Report Date : 28 FEB 1991
Pagination or Media Count : 111
Abstract : The study presents a first order calculation of the self-shielding of nuclear weapon fission fragment gamma rays by surface roughness (microscopic terrain irregularities). To simulate fallout particles, polymer microspheres were deposited on slides containing samples of soil, concrete and asphalt roofing shingles. Scanning electron microscopy was used to photographically map the surfaces. The thickness of surface irregularities at various angles was measured by converting the photographs to digital images. Measurements showed a dependence upon the surface type, but not upon particle size. Average values of the measurements were modelled using a homogeneous buried source. With this geometry, dose rates were calculated using the Monte Carlo transport code, MORSE. The MORSE calculations showed self-shielding due to roughness of not more than five percent for the soil samples and eight percent for the shingles. The 30 percent self-shielding used in The Effects of Nuclear Weapons for level terrain is six times as great.

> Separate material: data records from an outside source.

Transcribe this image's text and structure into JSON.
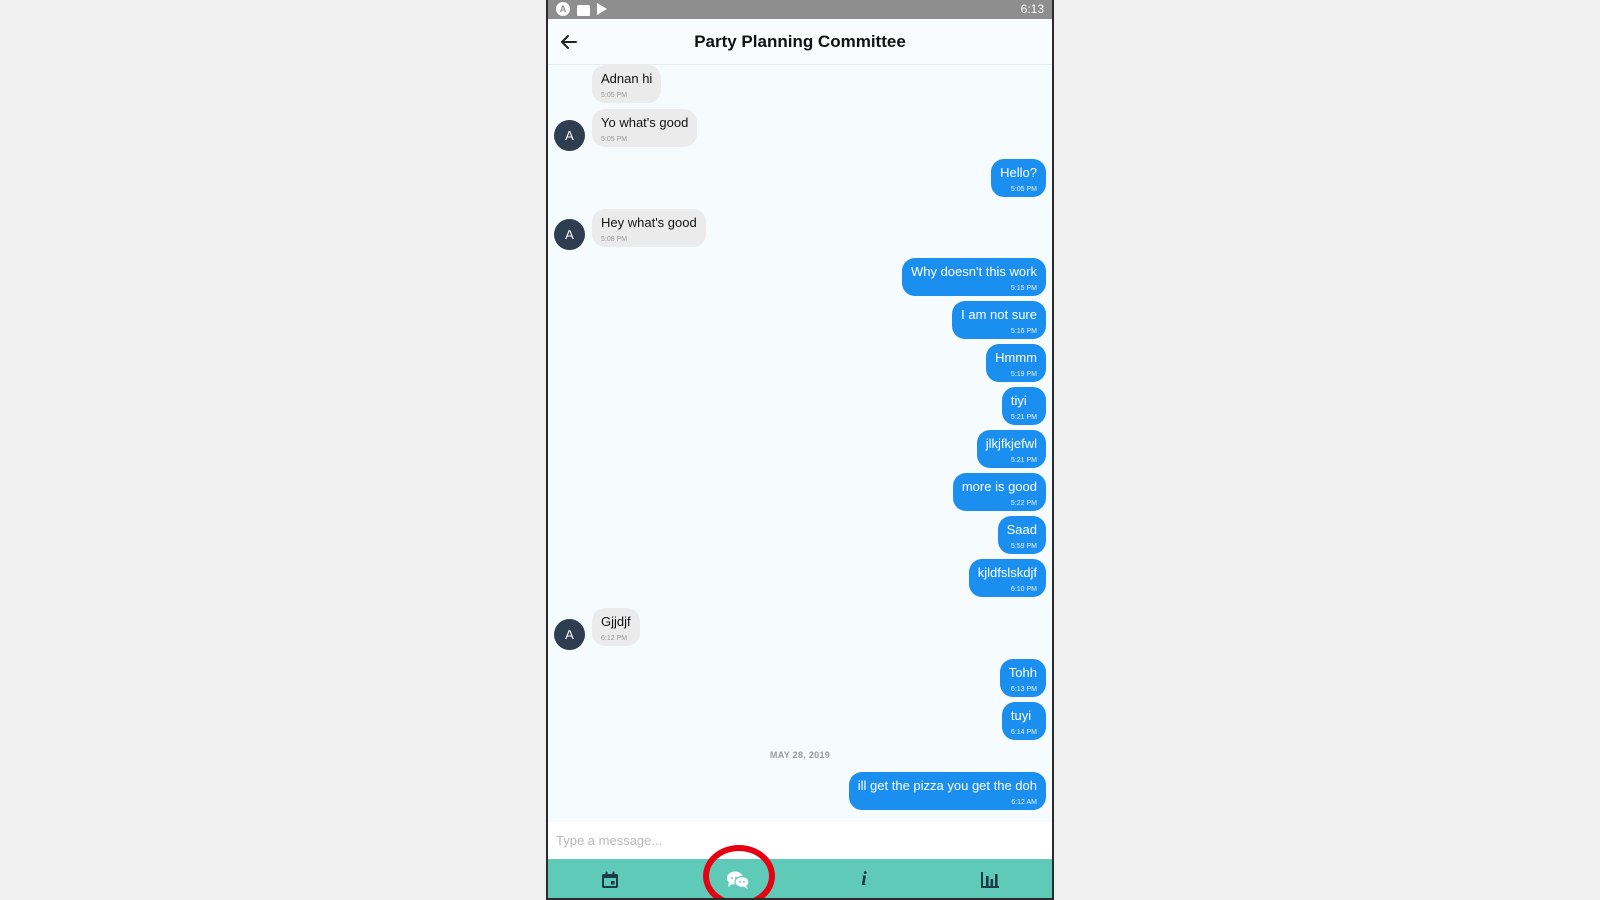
{
  "status_bar": {
    "time": "6:13",
    "icons": [
      "app-a-icon",
      "folder-icon",
      "play-store-icon"
    ]
  },
  "header": {
    "title": "Party Planning Committee",
    "back_icon": "back-arrow-icon"
  },
  "avatar_initial": "A",
  "messages": [
    {
      "dir": "in",
      "text": "Adnan hi",
      "time": "5:05 PM",
      "avatar": false
    },
    {
      "dir": "in",
      "text": "Yo what's good",
      "time": "5:05 PM",
      "avatar": true
    },
    {
      "dir": "out",
      "text": "Hello?",
      "time": "5:05 PM"
    },
    {
      "dir": "in",
      "text": "Hey what's good",
      "time": "5:08 PM",
      "avatar": true
    },
    {
      "dir": "out",
      "text": "Why doesn't this work",
      "time": "5:15 PM"
    },
    {
      "dir": "out",
      "text": "I am not sure",
      "time": "5:16 PM"
    },
    {
      "dir": "out",
      "text": "Hmmm",
      "time": "5:19 PM"
    },
    {
      "dir": "out",
      "text": "tiyi",
      "time": "5:21 PM"
    },
    {
      "dir": "out",
      "text": "jlkjfkjefwl",
      "time": "5:21 PM"
    },
    {
      "dir": "out",
      "text": "more is good",
      "time": "5:22 PM"
    },
    {
      "dir": "out",
      "text": "Saad",
      "time": "5:59 PM"
    },
    {
      "dir": "out",
      "text": "kjldfslskdjf",
      "time": "6:10 PM"
    },
    {
      "dir": "in",
      "text": "Gjjdjf",
      "time": "6:12 PM",
      "avatar": true
    },
    {
      "dir": "out",
      "text": "Tohh",
      "time": "6:13 PM"
    },
    {
      "dir": "out",
      "text": "tuyi",
      "time": "6:14 PM"
    },
    {
      "dir": "out",
      "text": "ill get the pizza you get the doh",
      "time": "6:12 AM"
    }
  ],
  "date_separator": "MAY 28, 2019",
  "composer": {
    "placeholder": "Type a message..."
  },
  "tabs": [
    {
      "name": "calendar",
      "icon": "calendar-icon"
    },
    {
      "name": "chat",
      "icon": "chat-bubbles-icon",
      "active": true
    },
    {
      "name": "info",
      "icon": "info-icon",
      "glyph": "i"
    },
    {
      "name": "stats",
      "icon": "bar-chart-icon"
    }
  ],
  "colors": {
    "outgoing_bubble": "#1b8ff0",
    "incoming_bubble": "#ebebeb",
    "tab_bar": "#5fcab8",
    "avatar": "#2e3d4f",
    "highlight_ring": "#e60012"
  }
}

It is postulated the large attenuation formerly attributed to roughness may actually be an artifact of an incorrect global/local fallout partition.
Descriptors : *TERRAIN , *GAMMA RAYS , *FALLOUT , NUCLEAR WEAPONS , DIGITAL SYSTEMS , SOURCES , PARTICLE SIZE , THICKNESS , GLOBAL , COMPUTATIONS , POLYMERS , ELECTRONIC SCANNERS , SURFACE ROUGHNESS , ASPHALT , CONCRETE , MONTE CARLO METHOD , MICROSCOPY , SURFACES , CODING , SOILS , PARTICLES , IMAGES , SAMPLING , TRANSPORT , ATTENUATION , BURIED OBJECTS , DOSE RATE , ROUGHNESS , PHOTOGRAPHS , HOMOGENEITY , PROTECTIVE COVERINGS , ROOFS , MORSE CODE , MICROSPHERES.
Subject Categories : NUCLEAR RADIATION SHIELD, PROTECTION & SAFETY
Distribution Statement : APPROVED FOR PUBLIC RELEASE